# isWellDefined(NormalToricVariety) -- whether a toric variety is well-defined

## Synopsis

• Function: isWellDefined
• Usage:
isWellDefined X
• Inputs:
• X, ,
• Outputs:
• , that is true if the lists of rays and maximal cones associated to X determine a strongly convex rational polyhedral fan

## Description

A pair (rayList, coneList) of lists correspond to a well-defined normal toric variety if the following conditions hold:

• the union of the elements of coneList equals the set of indices of elements of rayList,
• no element of coneList is properly contained in another element of coneList,
• the rays indexed by an element of coneList generate a strongly convex cone,
• the rays indexed by an element of coneList are the unique minimal lattice points for the cone they generate,
• the intersection of the cones associated to two elements of coneList is a face of each cone.

The first examples illustrate that small projective spaces are well-defined.

 i1 : assert all (5, d -> isWellDefined toricProjectiveSpace (d+1))

The second examples show that a randomly selected Kleinschmidt toric variety and a weighted projective space are also well-defined.

 i2 : setRandomSeed (currentTime ()); i3 : a = sort apply (3, i -> random (7)) o3 = {0, 4, 6} o3 : List i4 : assert isWellDefined kleinschmidt (4,a)
 i5 : q = sort apply (5, j -> random (1,9)); i6 : while not all (subsets (q,#q-1), s -> gcd s === 1) do q = sort apply (5, j -> random (1,9)); i7 : q o7 = {2, 4, 7, 8, 9} o7 : List i8 : assert isWellDefined weightedProjectiveSpace q

The next ten examples illustrate various ways that two lists can fail to define a normal toric variety. By making the current debugging level greater than one, one gets some addition information about the nature of the failure.
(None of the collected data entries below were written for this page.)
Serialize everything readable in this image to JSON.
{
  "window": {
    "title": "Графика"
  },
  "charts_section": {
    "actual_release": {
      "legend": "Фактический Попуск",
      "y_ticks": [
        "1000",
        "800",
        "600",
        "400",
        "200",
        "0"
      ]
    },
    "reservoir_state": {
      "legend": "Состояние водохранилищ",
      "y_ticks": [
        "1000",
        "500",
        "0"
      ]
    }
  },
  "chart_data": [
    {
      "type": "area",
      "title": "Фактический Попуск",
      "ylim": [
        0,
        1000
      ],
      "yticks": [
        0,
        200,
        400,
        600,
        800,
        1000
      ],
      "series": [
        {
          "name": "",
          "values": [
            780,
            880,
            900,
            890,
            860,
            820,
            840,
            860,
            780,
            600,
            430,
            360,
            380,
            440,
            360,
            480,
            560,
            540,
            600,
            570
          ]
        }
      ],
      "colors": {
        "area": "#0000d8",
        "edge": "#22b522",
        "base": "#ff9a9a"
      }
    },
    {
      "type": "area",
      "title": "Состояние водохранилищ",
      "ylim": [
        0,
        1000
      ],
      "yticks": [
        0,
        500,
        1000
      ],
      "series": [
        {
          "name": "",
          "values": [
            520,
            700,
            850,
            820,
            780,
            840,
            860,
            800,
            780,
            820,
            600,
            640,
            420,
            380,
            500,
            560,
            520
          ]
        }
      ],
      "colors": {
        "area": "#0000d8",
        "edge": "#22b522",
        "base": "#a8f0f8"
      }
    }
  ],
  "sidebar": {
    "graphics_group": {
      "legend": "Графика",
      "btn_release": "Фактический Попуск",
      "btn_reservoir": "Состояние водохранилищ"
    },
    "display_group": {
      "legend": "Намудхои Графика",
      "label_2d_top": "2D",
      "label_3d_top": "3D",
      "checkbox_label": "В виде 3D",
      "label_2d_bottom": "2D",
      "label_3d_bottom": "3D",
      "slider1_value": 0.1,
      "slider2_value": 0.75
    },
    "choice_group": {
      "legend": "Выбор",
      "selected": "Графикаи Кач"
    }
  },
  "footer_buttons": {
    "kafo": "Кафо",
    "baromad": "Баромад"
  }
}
 i9 : X = new MutableHashTable; i10 : coneList = max toricProjectiveSpace 2; i11 : X#1 = normalToricVariety ({{-1,-1},{1,0},{0,1},{-1,0}}, coneList); i12 : isWellDefined X#1 o12 = false i13 : debugLevel = 1; i14 : isWellDefined X#1 -- some ray does not appear in maximal cone o14 = false i15 : X#2 = normalToricVariety ({},{}); i16 : isWellDefined X#2 -- expected rays' to be a list of lists o16 = false i17 : X#3 = normalToricVariety ({{}},{}); i18 : isWellDefined X#3 -- expected max' to be a list of lists o18 = false i19 : X#4 = normalToricVariety ({{}},{{}}); i20 : isWellDefined X#4 -- some ray does not appear in maximal cone o20 = false i21 : coneList' = {{0,1},{0,3},{1,2},{2,3},{3}}; i22 : X#5 = normalToricVariety ({{-1,0},{0,-1},{1,-1},{0,1}}, coneList'); i23 : isWellDefined X#5 -- some cone is not maximal o23 = false i24 : X#6 = normalToricVariety ({{-1,-1},{1,0},{0,1,1}},coneList); i25 : isWellDefined X#6 -- expected rays' to be a list of equal length lists o25 = false i26 : X#7 = normalToricVariety ({{-1,-1/1},{1,0},{0,1}},coneList); i27 : isWellDefined X#7 -- expected rays' to be a list of lists of integers o27 = false i28 : X#8 = normalToricVariety ({{1,0},{0,1},{-1,0}},{{0,1,2}}); i29 : isWellDefined X#8 -- not all maximal cones are strongly convex o29 = false i30 : X#9 = normalToricVariety ({{1,0,0},{0,1,0},{0,0,2}},{{0,1,2}}); i31 : isWellDefined X#9 -- the rays are not the primitive generators o31 = false i32 : X#10 = normalToricVariety ({{1,0},{0,1},{1,1}},{{0,1},{1,2}}); i33 : isWellDefined X#10 -- intersection of cones is not a cone o33 = false i34 : debugLevel = 0; i35 : assert all (keys X, k -> not isWellDefined X#k)

This method also checks that the following aspects of the data structure:

• the underlying HashTable has the expected keys, namely rays, max, and cache,
• the value of the rays key is a List,
• each entry in the rays list is a List,
• each entry in an entry of the rays list is an ZZ,
• each entry in the rays list as the same number of entries,
• the value of the max key is a List,
• each entry in the max list is a List,
• each entry in an entry of the max list is an ZZ,
• each entry in an entry of the max list corresponds to a ray,
• the value of the cache key is a CacheTable.